Peter R. Carroll, MD, MPH, presented “PSMA PET Imaging at Time of Diagnosis​” during the 31st International Prostate Cancer Update in July 2021 in Snowbird, Utah.

How to cite: Carroll, Peter R. “PSMA PET Imaging at Time of Diagnosis.” July 2021. Accessed Jul 2024.

PSMA PET Imaging at Time of Diagnosis – Summary

Peter R. Carroll, MD, MPH, Professor of Prostate Cancer and Urology at the University of California, San Francisco, discusses PSMA PET imaging and compares it to conventional imaging at the time of diagnosis. He states that conventional imaging has insufficient sensitivity when staging men with high-risk localized prostate cancer at the time of diagnosis, therefore providing the rationale for using PSMA PET. Dr. Carroll then summarizes data demonstrating PSMA PET’s sensitivity. He begins with the OSPREY trial, which shows overall pelvic lymph node sensitivity of 40.3% and specificity of 97.9% for 18F-DCFPyL PSMA PET, and then looks at a meta-analysis of Gallium-68 PSMA-11 PET that found a sensitivity of 74% and specificity of 96%. He also cites a multicenter, two-arm, randomized study in Australia as proof of PSMA PET’s superiority to conventional imaging due to evidence of lower radiation exposure and higher specificity. Dr. Carroll discusses how PSMA PET impacts treatment planning, looking at a study on the impact of staging PSMA PET scans on radiation treatment plans that found major changes in 30% of patients and minor changes in 13-15%. He believes that the field is moving towards intraoperative imaging and outlines a study he is currently working on that is using an advanced firefly camera for intraoperative imaging and testing to see if the process will result in more therapeutic interventions. Dr. Carroll states that so far the study has been able to identify tumor fluorescence of all patients, has been very effective at identifying residual disease at surgical margins, and has had only one adverse effect: transitory green urine. He concludes that PSMA PET imaging is more sensitive than standard imaging and will soon replace conventional methods, although the impact on long-term outcomes remains to be determined. 

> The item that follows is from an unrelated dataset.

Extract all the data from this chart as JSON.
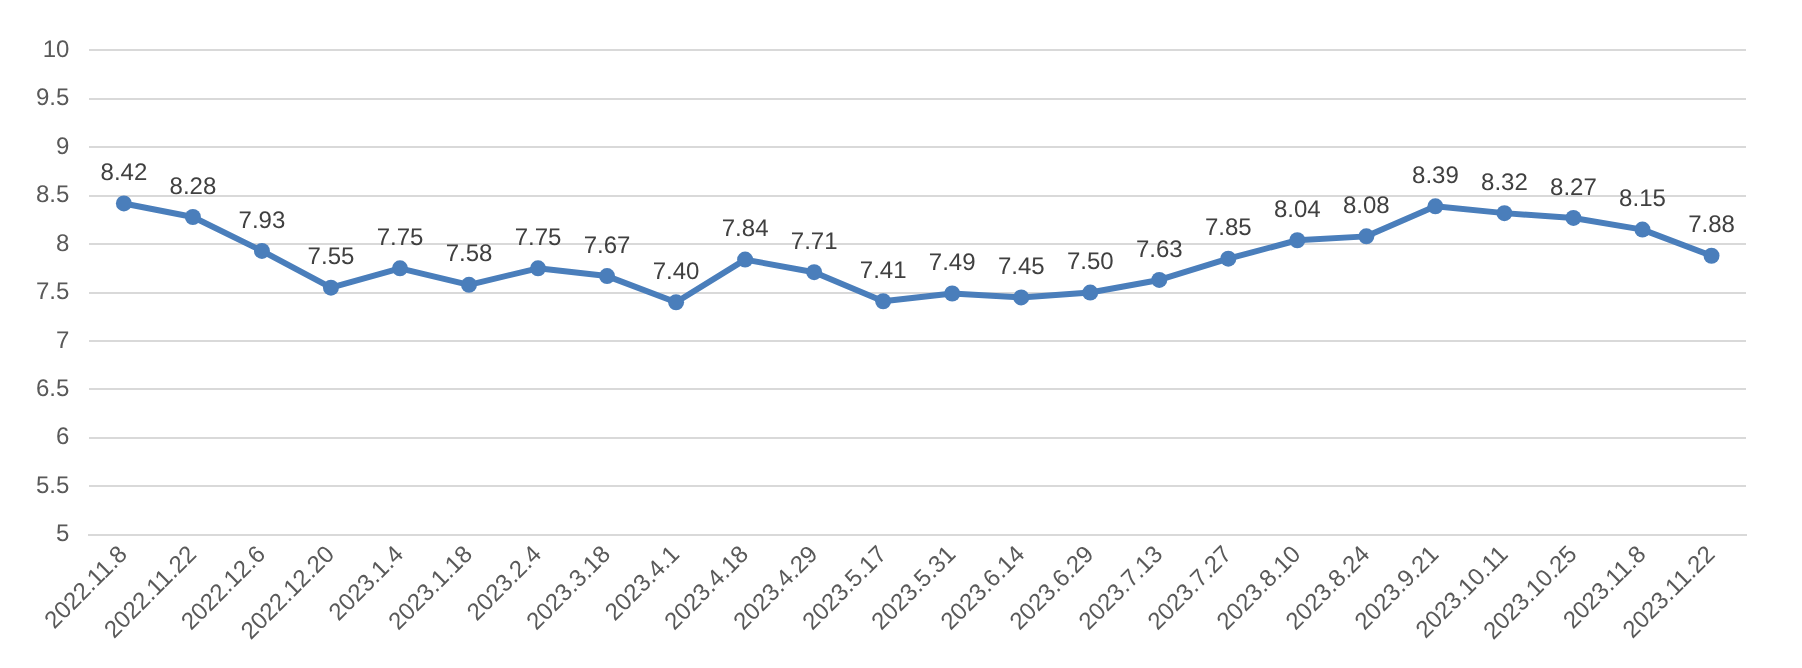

About The 31st Annual International Prostate Cancer Update:

The International Prostate Cancer Update (IPCU), founded in 1990, is a multi-day CME conference focused on prostate cancer treatment updates with expert, international faculty. It is led by expert physicians and is designed for urologists, medical oncologists, radiation oncologists, and other healthcare professionals involved in the diagnosis and treatment of prostate cancer. Dr. Carroll delivered this educational activity during the 31st iteration of the meeting in July 2021 in Snowbird, Utah.


Dr. Peter Carroll holds the Ken and Donna Derr-Chevron Professorship in Prostate Cancer and the Taube Family Distinguished Professorship in Urology at the University of California, San Francisco (UCSF). He is also the Associate Director of Strategic Planning and Clinical Services and Program Leader of the Prostate Cancer Program at the Helen Diller Family Comprehensive Cancer Center at UCSF.

Dr. Carroll graduated with honors from Georgetown University School of Medicine. He then went on to complete general surgery training and a urology residency at UCSF, as well as a Fellowship in Urologic Oncology at Memorial Sloan Kettering Cancer Center in New York City. He has taught at the UCSF Department of Urology since 1986, and he became the department chair in 1996. Under his leadership, the department has been consistently ranked one of the top urology departments in the country by U.S. News and World Report. The department has grown, serving an increasingly larger patient population, expanding its research programs, and attracting future leaders in the field for training. Under Dr. Carroll’s leadership, the department managed an average of over $10 million in research grants that put UCSF in first place for urology funding for five consecutive years. Dr. Carroll also established the UCSF Department of Urology’s Tissue Core, a biobank of blood, urine, and residual prostate, bladder, and renal tissues for more than 6,000 consenting patients. In addition to his many accomplishments at UCSF, Dr. Carroll has authored or co-authored over 650 publications, is an active member of numerous professional medical societies, and is currently principal or co-investigator on numerous scientific studies. He is also Past-President of the American Board of Urology (2006-2008). His drive to perfect nerve-sparing prostatectomy has led to many technical innovations, and his pioneering efforts in standardizing an active surveillance regimen has led to many patients postponing radical treatment while maintaining a low risk of cancer progression.